Теперь, когда ее поучения всплывали пред ним, он удивлялся их обилию, однообразию и готов был думать, что Рита говорила с ним, может быть, по требованию ее совести, для того, чтоб намеками предупредить его о своем обмане.

«Я – хочу оправдать ее?» – спрашивал он себя. Но тотчас же пред ним являлось плоское лицо Дронова, его хвастливые улыбочки, бесстыдные слова его рассказов о Маргарите.

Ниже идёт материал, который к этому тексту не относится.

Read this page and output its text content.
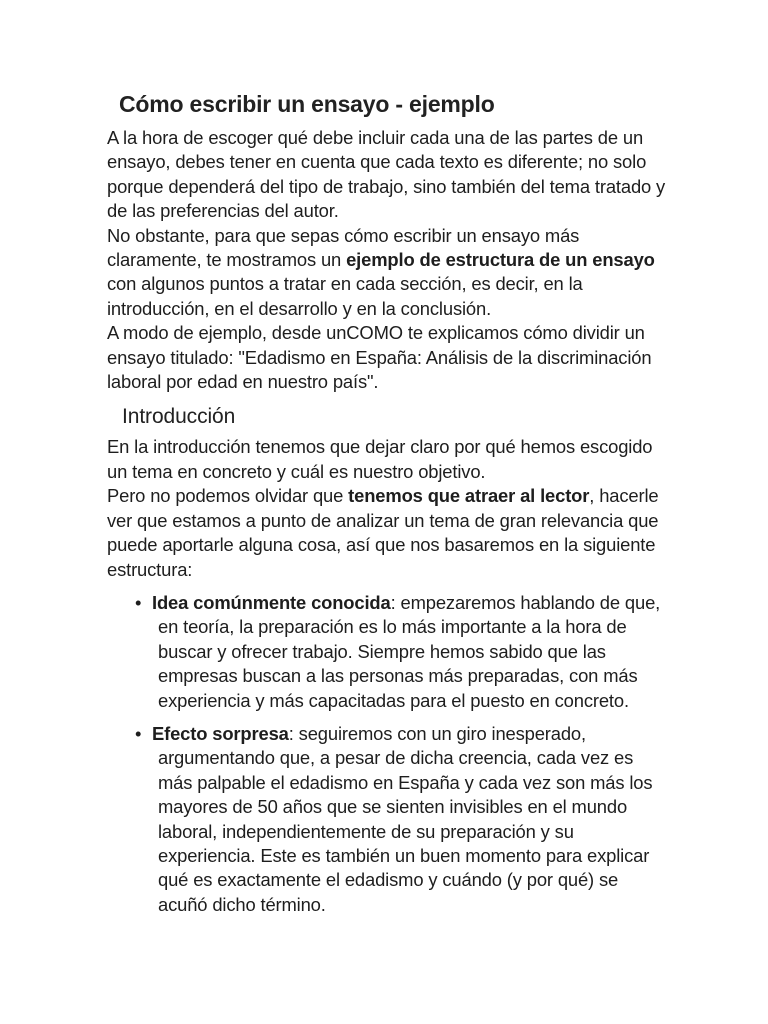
Cómo escribir un ensayo - ejemplo

A la hora de escoger qué debe incluir cada una de las partes de un ensayo, debes tener en cuenta que cada texto es diferente; no solo porque dependerá del tipo de trabajo, sino también del tema tratado y de las preferencias del autor.

No obstante, para que sepas cómo escribir un ensayo más claramente, te mostramos un ejemplo de estructura de un ensayo con algunos puntos a tratar en cada sección, es decir, en la introducción, en el desarrollo y en la conclusión.

A modo de ejemplo, desde unCOMO te explicamos cómo dividir un ensayo titulado: "Edadismo en España: Análisis de la discriminación laboral por edad en nuestro país".

Introducción

En la introducción tenemos que dejar claro por qué hemos escogido un tema en concreto y cuál es nuestro objetivo.

Pero no podemos olvidar que tenemos que atraer al lector, hacerle ver que estamos a punto de analizar un tema de gran relevancia que puede aportarle alguna cosa, así que nos basaremos en la siguiente estructura:

• Idea comúnmente conocida: empezaremos hablando de que, en teoría, la preparación es lo más importante a la hora de buscar y ofrecer trabajo. Siempre hemos sabido que las empresas buscan a las personas más preparadas, con más experiencia y más capacitadas para el puesto en concreto.
• Efecto sorpresa: seguiremos con un giro inesperado, argumentando que, a pesar de dicha creencia, cada vez es más palpable el edadismo en España y cada vez son más los mayores de 50 años que se sienten invisibles en el mundo laboral, independientemente de su preparación y su experiencia. Este es también un buen momento para explicar qué es exactamente el edadismo y cuándo (y por qué) se acuñó dicho término.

«Если б упасть с нею в реку, она утопила бы меня, как Варя Сомова Бориса», – озлобленно подумал он.

Но, и со злостью думая о Рите, он ощущал, что в нем растет унизительное желание пойти к ней, а это еще более злило его. Он нашел исход злобе своей, направив ее на рабочих.

Наискось, почти напротив дома Самгиных, каменщики разрушали старое, казарменного вида двухэтажное здание, с маленькими, угрюмыми окнами, когда-то окрашенное желтой краской; Варавка приобрел этот дом для купеческого клуба. Работало человек двадцать пыльных людей, но из них особенно выделялись двое: кудрявый, толстогубый парень с круглыми глазами на мохнатом лице, сером от пыли, и маленький старичок в синей рубахе, в длинном переднике. Чугунные руки парня бестолково дробили ломом крепко слежавшийся кирпич старой стены; сила у парня была большая, он играл, хвастался ею, а старичок подзадоривал его, взвизгивая:

– Вали-и, Мотя! Круши, Мотя, – скоро шабаш!

Десятник, рыжебородый крупный мужик, уговаривал:

– А ты не балуй, Николаич! На что дробить кирпич?

Старичок отвечал шуточками:

– Так разве это я? Это же Мотя! Эх, Мотя, сук те в ухо, – сила ты!

И сам старался ударить ломом не между кирпичей, не по извести, связавшей их, а по целому. Десятник снова кричал привычно, но равнодушно, что старый кирпич годен в дело, он крупней, плотней нового, – старичок согласно взвизгивал:

– Верно-о! Отцы, деды наши работали получше нас! Эх, Мотя-а!

Все рабочие ломали стену с увлечением, но старичок, казалось Климу, перешел какую-то границу и, неистовствуя, был противен. А Мотя работал слепо, машиноподобно, и, когда ему удавалось отколоть несколько кирпичей сразу, он оглушительно ухал, рабочие смеялись, свистели, а старичок яростно и жутко визжал:

– Валяй-и!

«Идиоты!» – думал Клим. Ему вспоминались безмолвные слезы бабушки пред развалинами ее дома, вспоминались уличные сцены, драки мастеровых, буйства пьяных мужиков у дверей базарных трактиров на городской площади против гимназии и снова слезы бабушки, сердито-насмешливые словечки Варавки о народе, пьяном, хитром и ленивом. Казалось даже, что после истории с Маргаритой все люди стали хуже: и богомольный, благообразный старик дворник Степан, и молчаливая, толстая Феня, неутомимо пожиравшая все сладкое.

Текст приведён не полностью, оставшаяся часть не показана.